Summary and Analysis
Volume 3:
Chapter XI
Summary
Still highly concerned about Harriet, Emma decides that "it was not so much his behavior as her own" that makes her angry with Frank. She should have discouraged Harriet's growing attachment and would have, she concludes, if she had had more common sense. In regard to Jane, she feels relief and wishes her only happiness.
Harriet arrives and, to Emma's surprise, has learned the news from Mr. Weston and is quite calm about it. Nonetheless, trying to cushion what she thinks is a blow, Emma consoles her only to learn that Harriet's attachment has been, not for Frank, but for George Knightley. Emma is utterly astounded — so much so that she finally realizes that "Mr. Knightley must marry no one but herself!" Harriet recounts her reasons for thinking that her feelings are reciprocated, and Emma, though she agrees that there may be truth in this, feels bitter, especially after Harriet says, "But now I seem to feel that I may deserve him . . ." Mr. Woodhouse enters and thus stops the discussion.

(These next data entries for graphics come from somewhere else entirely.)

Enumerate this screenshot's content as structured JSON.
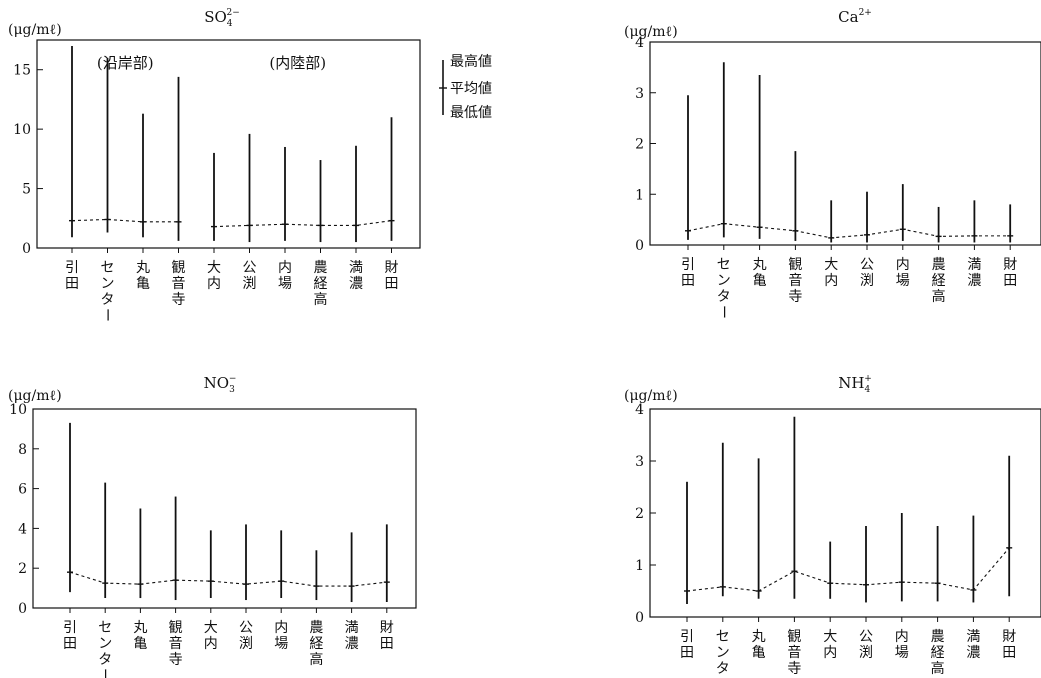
{
  "chart_data": [
    {
      "type": "range",
      "title": "SO₄²⁻",
      "title_base": "SO",
      "title_sub": "4",
      "title_sup": "2−",
      "unit": "(μg/mℓ)",
      "ylim": [
        0,
        17.5
      ],
      "yticks": [
        0,
        5,
        10,
        15
      ],
      "categories": [
        "引田",
        "センター",
        "丸亀",
        "観音寺",
        "大内",
        "公渕",
        "内場",
        "農経高",
        "満濃",
        "財田"
      ],
      "max": [
        17.0,
        16.0,
        11.3,
        14.4,
        8.0,
        9.6,
        8.5,
        7.4,
        8.6,
        11.0
      ],
      "mean": [
        2.3,
        2.4,
        2.2,
        2.2,
        1.8,
        1.9,
        2.0,
        1.9,
        1.9,
        2.3
      ],
      "min": [
        0.9,
        1.3,
        0.9,
        0.6,
        0.6,
        0.5,
        0.6,
        0.5,
        0.5,
        0.6
      ],
      "groups": [
        {
          "label": "(沿岸部)",
          "from": 0,
          "to": 3
        },
        {
          "label": "(内陸部)",
          "from": 4,
          "to": 9
        }
      ],
      "legend": {
        "max": "最高値",
        "mean": "平均値",
        "min": "最低値"
      }
    },
    {
      "type": "range",
      "title": "Ca²⁺",
      "title_base": "Ca",
      "title_sub": "",
      "title_sup": "2+",
      "unit": "(μg/mℓ)",
      "ylim": [
        0,
        4
      ],
      "yticks": [
        0,
        1,
        2,
        3,
        4
      ],
      "categories": [
        "引田",
        "センター",
        "丸亀",
        "観音寺",
        "大内",
        "公渕",
        "内場",
        "農経高",
        "満濃",
        "財田"
      ],
      "max": [
        2.95,
        3.6,
        3.35,
        1.85,
        0.88,
        1.05,
        1.2,
        0.75,
        0.88,
        0.8
      ],
      "mean": [
        0.28,
        0.42,
        0.35,
        0.28,
        0.14,
        0.2,
        0.31,
        0.17,
        0.18,
        0.18
      ],
      "min": [
        0.1,
        0.15,
        0.12,
        0.08,
        0.05,
        0.05,
        0.08,
        0.05,
        0.05,
        0.05
      ]
    },
    {
      "type": "range",
      "title": "NO₃⁻",
      "title_base": "NO",
      "title_sub": "3",
      "title_sup": "−",
      "unit": "(μg/mℓ)",
      "ylim": [
        0,
        10
      ],
      "yticks": [
        0,
        2,
        4,
        6,
        8,
        10
      ],
      "categories": [
        "引田",
        "センター",
        "丸亀",
        "観音寺",
        "大内",
        "公渕",
        "内場",
        "農経高",
        "満濃",
        "財田"
      ],
      "max": [
        9.3,
        6.3,
        5.0,
        5.6,
        3.9,
        4.2,
        3.9,
        2.9,
        3.8,
        4.2
      ],
      "mean": [
        1.8,
        1.25,
        1.2,
        1.4,
        1.35,
        1.2,
        1.35,
        1.1,
        1.1,
        1.3
      ],
      "min": [
        0.8,
        0.5,
        0.5,
        0.4,
        0.5,
        0.4,
        0.5,
        0.4,
        0.3,
        0.3
      ]
    },
    {
      "type": "range",
      "title": "NH₄⁺",
      "title_base": "NH",
      "title_sub": "4",
      "title_sup": "+",
      "unit": "(μg/mℓ)",
      "ylim": [
        0,
        4
      ],
      "yticks": [
        0,
        1,
        2,
        3,
        4
      ],
      "categories": [
        "引田",
        "センター",
        "丸亀",
        "観音寺",
        "大内",
        "公渕",
        "内場",
        "農経高",
        "満濃",
        "財田"
      ],
      "max": [
        2.6,
        3.35,
        3.05,
        3.85,
        1.45,
        1.75,
        2.0,
        1.75,
        1.95,
        3.1
      ],
      "mean": [
        0.5,
        0.58,
        0.5,
        0.88,
        0.65,
        0.62,
        0.67,
        0.65,
        0.52,
        1.33
      ],
      "min": [
        0.25,
        0.4,
        0.35,
        0.35,
        0.35,
        0.28,
        0.3,
        0.3,
        0.28,
        0.4
      ]
    }
  ]
}
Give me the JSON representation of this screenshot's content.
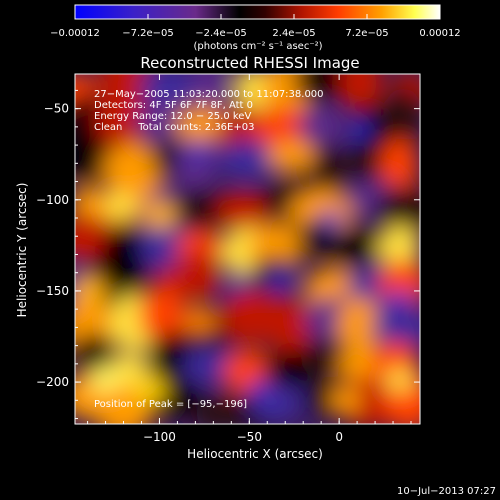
{
  "chart_data": {
    "type": "heatmap",
    "title": "Reconstructed RHESSI Image",
    "xlabel": "Heliocentric X (arcsec)",
    "ylabel": "Heliocentric Y (arcsec)",
    "xlim": [
      -147,
      45
    ],
    "ylim": [
      -223,
      -31
    ],
    "x_ticks": [
      -100,
      -50,
      0
    ],
    "y_ticks": [
      -50,
      -100,
      -150,
      -200
    ],
    "x_tick_labels": [
      "−100",
      "−50",
      "0"
    ],
    "y_tick_labels": [
      "−50",
      "−100",
      "−150",
      "−200"
    ],
    "colorbar": {
      "range": [
        -0.00012,
        0.00012
      ],
      "tick_values": [
        -0.00012,
        -7.2e-05,
        -2.4e-05,
        2.4e-05,
        7.2e-05,
        0.00012
      ],
      "tick_labels": [
        "−0.00012",
        "−7.2e−05",
        "−2.4e−05",
        "2.4e−05",
        "7.2e−05",
        "0.00012"
      ],
      "units_label": "(photons cm⁻² s⁻¹ asec⁻²)",
      "colors": [
        "#0000ff",
        "#5a2a9a",
        "#000000",
        "#a01000",
        "#ff3000",
        "#ff9a00",
        "#ffff40",
        "#ffffff"
      ]
    },
    "annotations": [
      "27−May−2005 11:03:20.000 to 11:07:38.000",
      "Detectors: 4F 5F 6F 7F 8F, Att 0",
      "Energy Range: 12.0 − 25.0 keV",
      "Clean     Total counts: 2.36E+03"
    ],
    "peak_label": "Position of Peak = [−95,−196]",
    "peak_position": [
      -95,
      -196
    ],
    "grid": false
  },
  "timestamp": "10−Jul−2013 07:27"
}
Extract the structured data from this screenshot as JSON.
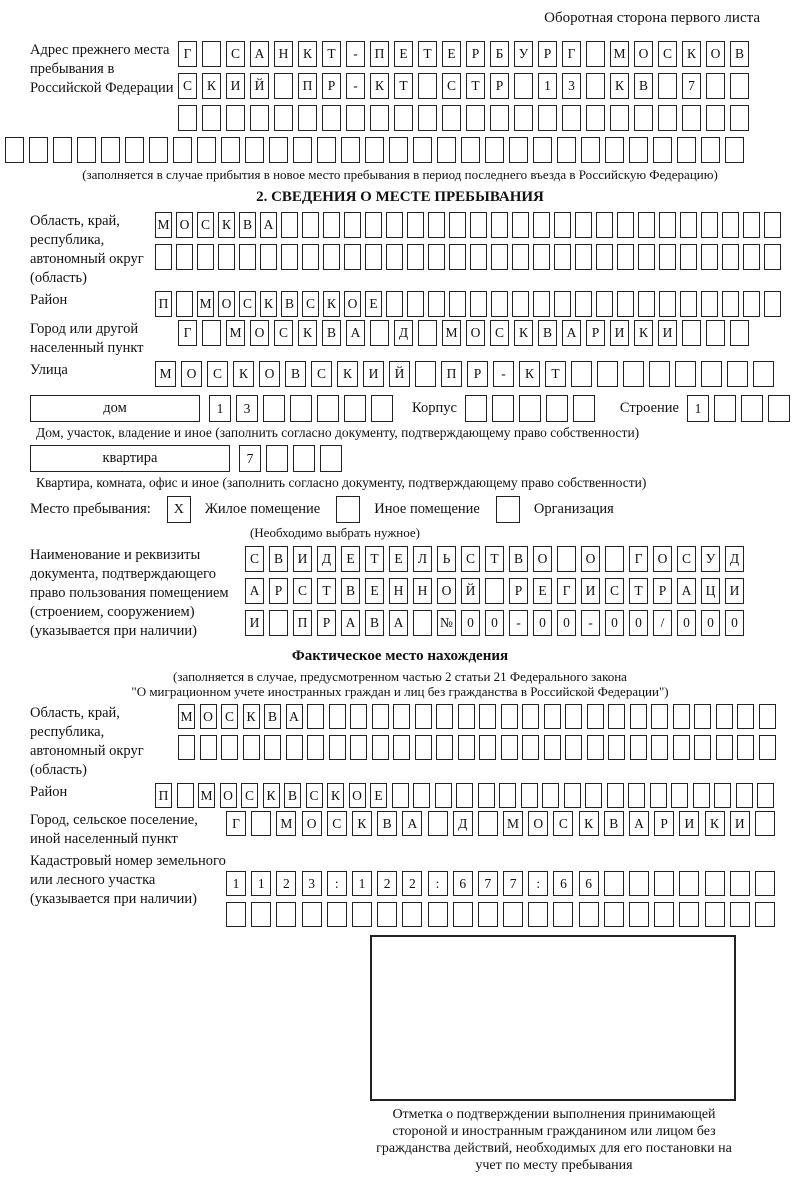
{
  "page": {
    "header_note": "Оборотная сторона первого листа"
  },
  "prev_address": {
    "label": "Адрес прежнего места пребывания в Российской Федерации",
    "r1": [
      "Г",
      "",
      "С",
      "А",
      "Н",
      "К",
      "Т",
      "-",
      "П",
      "Е",
      "Т",
      "Е",
      "Р",
      "Б",
      "У",
      "Р",
      "Г",
      "",
      "М",
      "О",
      "С",
      "К",
      "О",
      "В"
    ],
    "r2": [
      "С",
      "К",
      "И",
      "Й",
      "",
      "П",
      "Р",
      "-",
      "К",
      "Т",
      "",
      "С",
      "Т",
      "Р",
      "",
      "1",
      "3",
      "",
      "К",
      "В",
      "",
      "7",
      "",
      ""
    ],
    "r3": [
      "",
      "",
      "",
      "",
      "",
      "",
      "",
      "",
      "",
      "",
      "",
      "",
      "",
      "",
      "",
      "",
      "",
      "",
      "",
      "",
      "",
      "",
      "",
      ""
    ],
    "r4": [
      "",
      "",
      "",
      "",
      "",
      "",
      "",
      "",
      "",
      "",
      "",
      "",
      "",
      "",
      "",
      "",
      "",
      "",
      "",
      "",
      "",
      "",
      "",
      "",
      "",
      "",
      "",
      "",
      "",
      "",
      ""
    ],
    "note": "(заполняется в случае прибытия в новое место пребывания в период последнего въезда в Российскую Федерацию)"
  },
  "section2": {
    "title": "2. СВЕДЕНИЯ О МЕСТЕ ПРЕБЫВАНИЯ",
    "oblast": {
      "label": "Область, край, республика, автономный округ (область)",
      "r1": [
        "М",
        "О",
        "С",
        "К",
        "В",
        "А",
        "",
        "",
        "",
        "",
        "",
        "",
        "",
        "",
        "",
        "",
        "",
        "",
        "",
        "",
        "",
        "",
        "",
        "",
        "",
        "",
        "",
        "",
        "",
        ""
      ],
      "r2": [
        "",
        "",
        "",
        "",
        "",
        "",
        "",
        "",
        "",
        "",
        "",
        "",
        "",
        "",
        "",
        "",
        "",
        "",
        "",
        "",
        "",
        "",
        "",
        "",
        "",
        "",
        "",
        "",
        "",
        ""
      ]
    },
    "raion": {
      "label": "Район",
      "cells": [
        "П",
        "",
        "М",
        "О",
        "С",
        "К",
        "В",
        "С",
        "К",
        "О",
        "Е",
        "",
        "",
        "",
        "",
        "",
        "",
        "",
        "",
        "",
        "",
        "",
        "",
        "",
        "",
        "",
        "",
        "",
        "",
        ""
      ]
    },
    "gorod": {
      "label": "Город или другой населенный пункт",
      "cells": [
        "Г",
        "",
        "М",
        "О",
        "С",
        "К",
        "В",
        "А",
        "",
        "Д",
        "",
        "М",
        "О",
        "С",
        "К",
        "В",
        "А",
        "Р",
        "И",
        "К",
        "И",
        "",
        "",
        ""
      ]
    },
    "ulitsa": {
      "label": "Улица",
      "cells": [
        "М",
        "О",
        "С",
        "К",
        "О",
        "В",
        "С",
        "К",
        "И",
        "Й",
        "",
        "П",
        "Р",
        "-",
        "К",
        "Т",
        "",
        "",
        "",
        "",
        "",
        "",
        "",
        ""
      ]
    },
    "dom": {
      "box_label": "дом",
      "cells": [
        "1",
        "3",
        "",
        "",
        "",
        "",
        ""
      ],
      "korpus_label": "Корпус",
      "korpus_cells": [
        "",
        "",
        "",
        "",
        ""
      ],
      "stroenie_label": "Строение",
      "stroenie_cells": [
        "1",
        "",
        "",
        ""
      ],
      "note": "Дом, участок, владение и иное (заполнить согласно документу, подтверждающему право собственности)"
    },
    "kvartira": {
      "box_label": "квартира",
      "cells": [
        "7",
        "",
        "",
        ""
      ],
      "note": "Квартира, комната, офис и иное (заполнить согласно документу, подтверждающему право собственности)"
    },
    "mesto": {
      "label": "Место пребывания:",
      "options": [
        {
          "label": "Жилое помещение",
          "value": "X"
        },
        {
          "label": "Иное помещение",
          "value": ""
        },
        {
          "label": "Организация",
          "value": ""
        }
      ],
      "note": "(Необходимо выбрать нужное)"
    },
    "document": {
      "label": "Наименование и реквизиты документа, подтверждающего право пользования помещением (строением, сооружением) (указывается при наличии)",
      "r1": [
        "С",
        "В",
        "И",
        "Д",
        "Е",
        "Т",
        "Е",
        "Л",
        "Ь",
        "С",
        "Т",
        "В",
        "О",
        "",
        "О",
        "",
        "Г",
        "О",
        "С",
        "У",
        "Д"
      ],
      "r2": [
        "А",
        "Р",
        "С",
        "Т",
        "В",
        "Е",
        "Н",
        "Н",
        "О",
        "Й",
        "",
        "Р",
        "Е",
        "Г",
        "И",
        "С",
        "Т",
        "Р",
        "А",
        "Ц",
        "И"
      ],
      "r3": [
        "И",
        "",
        "П",
        "Р",
        "А",
        "В",
        "А",
        "",
        "№",
        "0",
        "0",
        "-",
        "0",
        "0",
        "-",
        "0",
        "0",
        "/",
        "0",
        "0",
        "0"
      ]
    }
  },
  "fact": {
    "title": "Фактическое место нахождения",
    "note_lines": [
      "(заполняется в случае, предусмотренном частью 2 статьи 21 Федерального закона",
      "\"О миграционном учете иностранных граждан и лиц без гражданства в Российской Федерации\")"
    ],
    "oblast": {
      "label": "Область, край, республика, автономный округ (область)",
      "r1": [
        "М",
        "О",
        "С",
        "К",
        "В",
        "А",
        "",
        "",
        "",
        "",
        "",
        "",
        "",
        "",
        "",
        "",
        "",
        "",
        "",
        "",
        "",
        "",
        "",
        "",
        "",
        "",
        "",
        ""
      ],
      "r2": [
        "",
        "",
        "",
        "",
        "",
        "",
        "",
        "",
        "",
        "",
        "",
        "",
        "",
        "",
        "",
        "",
        "",
        "",
        "",
        "",
        "",
        "",
        "",
        "",
        "",
        "",
        "",
        ""
      ]
    },
    "raion": {
      "label": "Район",
      "cells": [
        "П",
        "",
        "М",
        "О",
        "С",
        "К",
        "В",
        "С",
        "К",
        "О",
        "Е",
        "",
        "",
        "",
        "",
        "",
        "",
        "",
        "",
        "",
        "",
        "",
        "",
        "",
        "",
        "",
        "",
        "",
        ""
      ]
    },
    "gorod": {
      "label": "Город, сельское поселение, иной населенный пункт",
      "cells": [
        "Г",
        "",
        "М",
        "О",
        "С",
        "К",
        "В",
        "А",
        "",
        "Д",
        "",
        "М",
        "О",
        "С",
        "К",
        "В",
        "А",
        "Р",
        "И",
        "К",
        "И",
        ""
      ]
    },
    "kadastr": {
      "label": "Кадастровый номер земельного или лесного участка (указывается при наличии)",
      "r1": [
        "1",
        "1",
        "2",
        "3",
        ":",
        "1",
        "2",
        "2",
        ":",
        "6",
        "7",
        "7",
        ":",
        "6",
        "6",
        "",
        "",
        "",
        "",
        "",
        "",
        ""
      ],
      "r2": [
        "",
        "",
        "",
        "",
        "",
        "",
        "",
        "",
        "",
        "",
        "",
        "",
        "",
        "",
        "",
        "",
        "",
        "",
        "",
        "",
        "",
        ""
      ]
    },
    "stamp_caption": "Отметка о подтверждении выполнения принимающей стороной и иностранным гражданином или лицом без гражданства действий, необходимых для его постановки на учет по месту пребывания"
  }
}
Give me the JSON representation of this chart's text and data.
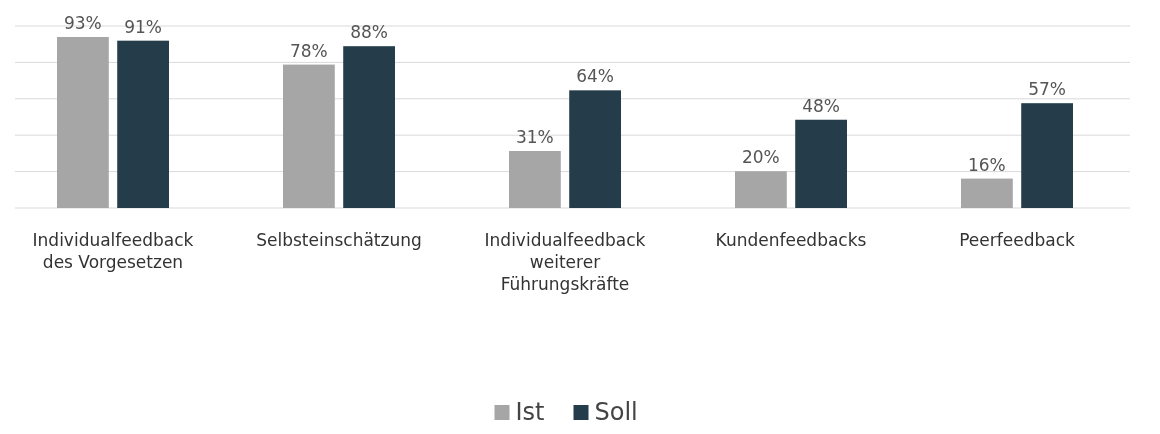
{
  "chart_data": {
    "type": "bar",
    "categories": [
      "Individualfeedback des Vorgesetzen",
      "Selbsteinschätzung",
      "Individualfeedback weiterer Führungskräfte",
      "Kundenfeedbacks",
      "Peerfeedback"
    ],
    "series": [
      {
        "name": "Ist",
        "color": "#a6a6a6",
        "values": [
          93,
          78,
          31,
          20,
          16
        ],
        "value_labels": [
          "93%",
          "78%",
          "31%",
          "20%",
          "16%"
        ]
      },
      {
        "name": "Soll",
        "color": "#253d4a",
        "values": [
          91,
          88,
          64,
          48,
          57
        ],
        "value_labels": [
          "91%",
          "88%",
          "64%",
          "48%",
          "57%"
        ]
      }
    ],
    "tick_labels": "x",
    "grid": "y",
    "legend": "bottom"
  }
}
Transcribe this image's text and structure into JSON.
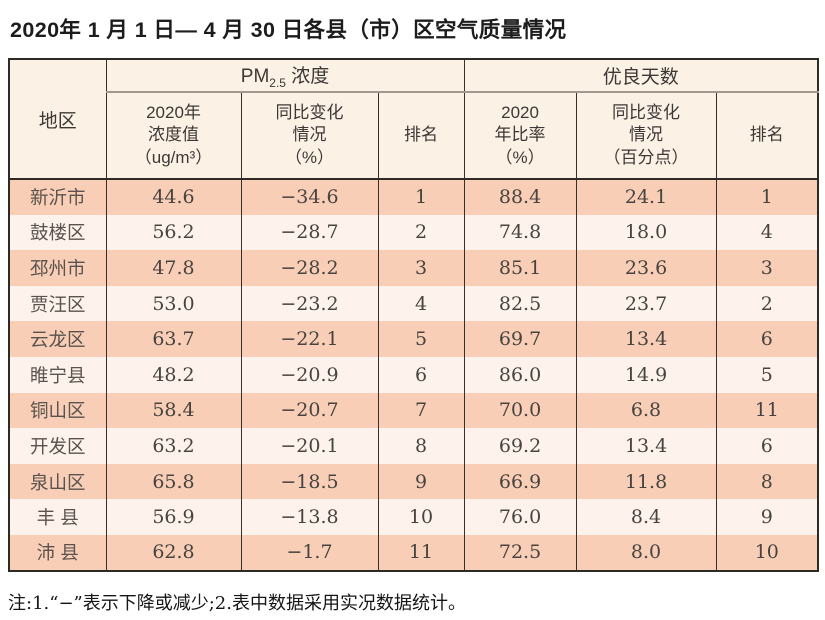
{
  "page": {
    "title": "2020年 1 月 1 日— 4 月 30 日各县（市）区空气质量情况",
    "footnote": "注:1.“−”表示下降或减少;2.表中数据采用实况数据统计。"
  },
  "colors": {
    "row_salmon": "#f8ceb6",
    "row_cream": "#fdf3ec",
    "header_bg": "#fcf1e5",
    "border_dark": "#2e2a26",
    "group_underline_gray": "#a3978f",
    "text_dark": "#474340"
  },
  "table": {
    "groups": {
      "region": "地区",
      "pm25": {
        "prefix": "PM",
        "sub": "2.5",
        "suffix": " 浓度"
      },
      "good_days": "优良天数"
    },
    "sub_headers": {
      "pm_value": "2020年\n浓度值\n（ug/m³）",
      "pm_change": "同比变化\n情况\n（%）",
      "pm_rank": "排名",
      "gd_rate": "2020\n年比率\n（%）",
      "gd_change": "同比变化\n情况\n（百分点）",
      "gd_rank": "排名"
    },
    "rows": [
      {
        "region": "新沂市",
        "pm_value": "44.6",
        "pm_change": "−34.6",
        "pm_rank": "1",
        "gd_rate": "88.4",
        "gd_change": "24.1",
        "gd_rank": "1"
      },
      {
        "region": "鼓楼区",
        "pm_value": "56.2",
        "pm_change": "−28.7",
        "pm_rank": "2",
        "gd_rate": "74.8",
        "gd_change": "18.0",
        "gd_rank": "4"
      },
      {
        "region": "邳州市",
        "pm_value": "47.8",
        "pm_change": "−28.2",
        "pm_rank": "3",
        "gd_rate": "85.1",
        "gd_change": "23.6",
        "gd_rank": "3"
      },
      {
        "region": "贾汪区",
        "pm_value": "53.0",
        "pm_change": "−23.2",
        "pm_rank": "4",
        "gd_rate": "82.5",
        "gd_change": "23.7",
        "gd_rank": "2"
      },
      {
        "region": "云龙区",
        "pm_value": "63.7",
        "pm_change": "−22.1",
        "pm_rank": "5",
        "gd_rate": "69.7",
        "gd_change": "13.4",
        "gd_rank": "6"
      },
      {
        "region": "睢宁县",
        "pm_value": "48.2",
        "pm_change": "−20.9",
        "pm_rank": "6",
        "gd_rate": "86.0",
        "gd_change": "14.9",
        "gd_rank": "5"
      },
      {
        "region": "铜山区",
        "pm_value": "58.4",
        "pm_change": "−20.7",
        "pm_rank": "7",
        "gd_rate": "70.0",
        "gd_change": "6.8",
        "gd_rank": "11"
      },
      {
        "region": "开发区",
        "pm_value": "63.2",
        "pm_change": "−20.1",
        "pm_rank": "8",
        "gd_rate": "69.2",
        "gd_change": "13.4",
        "gd_rank": "6"
      },
      {
        "region": "泉山区",
        "pm_value": "65.8",
        "pm_change": "−18.5",
        "pm_rank": "9",
        "gd_rate": "66.9",
        "gd_change": "11.8",
        "gd_rank": "8"
      },
      {
        "region": "丰 县",
        "pm_value": "56.9",
        "pm_change": "−13.8",
        "pm_rank": "10",
        "gd_rate": "76.0",
        "gd_change": "8.4",
        "gd_rank": "9"
      },
      {
        "region": "沛 县",
        "pm_value": "62.8",
        "pm_change": "−1.7",
        "pm_rank": "11",
        "gd_rate": "72.5",
        "gd_change": "8.0",
        "gd_rank": "10"
      }
    ]
  }
}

After Harriet is gone, Emma is beside herself: "Oh God! that I had never seen her!" She tries to comprehend the situation by first examining her heart, wondering how long George has been so dear to her. She faces up to her own delusions and to ignorance of her own heart. This knowledge of herself reveals her vanity and how "with unpardonable arrogance [she has] proposed to arrange everybody's destiny." Why had she not let Harriet marry Robert Martin? But her pretty friend's "presumption to raise her thoughts to Mr. Knightley" lies at Emma's own door: "Who had been at pains to give Harriet notions of self-consequence but herself?"
Analysis
This is the crucial turning point for Emma. She has to acknowledge and try to come to terms with what she has done to Harriet and with the fact that she herself loves George. The situational irony is very strong indeed: Harriet, taught by Emma to look above herself, has looked to the very man who is exactly right for Emma. One could hardly be more fully caught in her own web of scheming. It is never easy to admit that one is wrong, but Emma does it admirably under the circumstances, for her emotions are very strong and are pulled in different directions.
The situation forces Emma to admit that her own imagination was wrong to go against the order of social stratification. Like the other characters, she has believed in it in general; but now the inequality of just one aberration from that order is forcefully impressed upon her. She sees that aberration — her own doing — as wrong and disruptive. She must deal with two misplaced prides — her own and Harriet's newly developed one. Basically what faces her is the necessity of helping or letting the social order reassert itself — if that can be.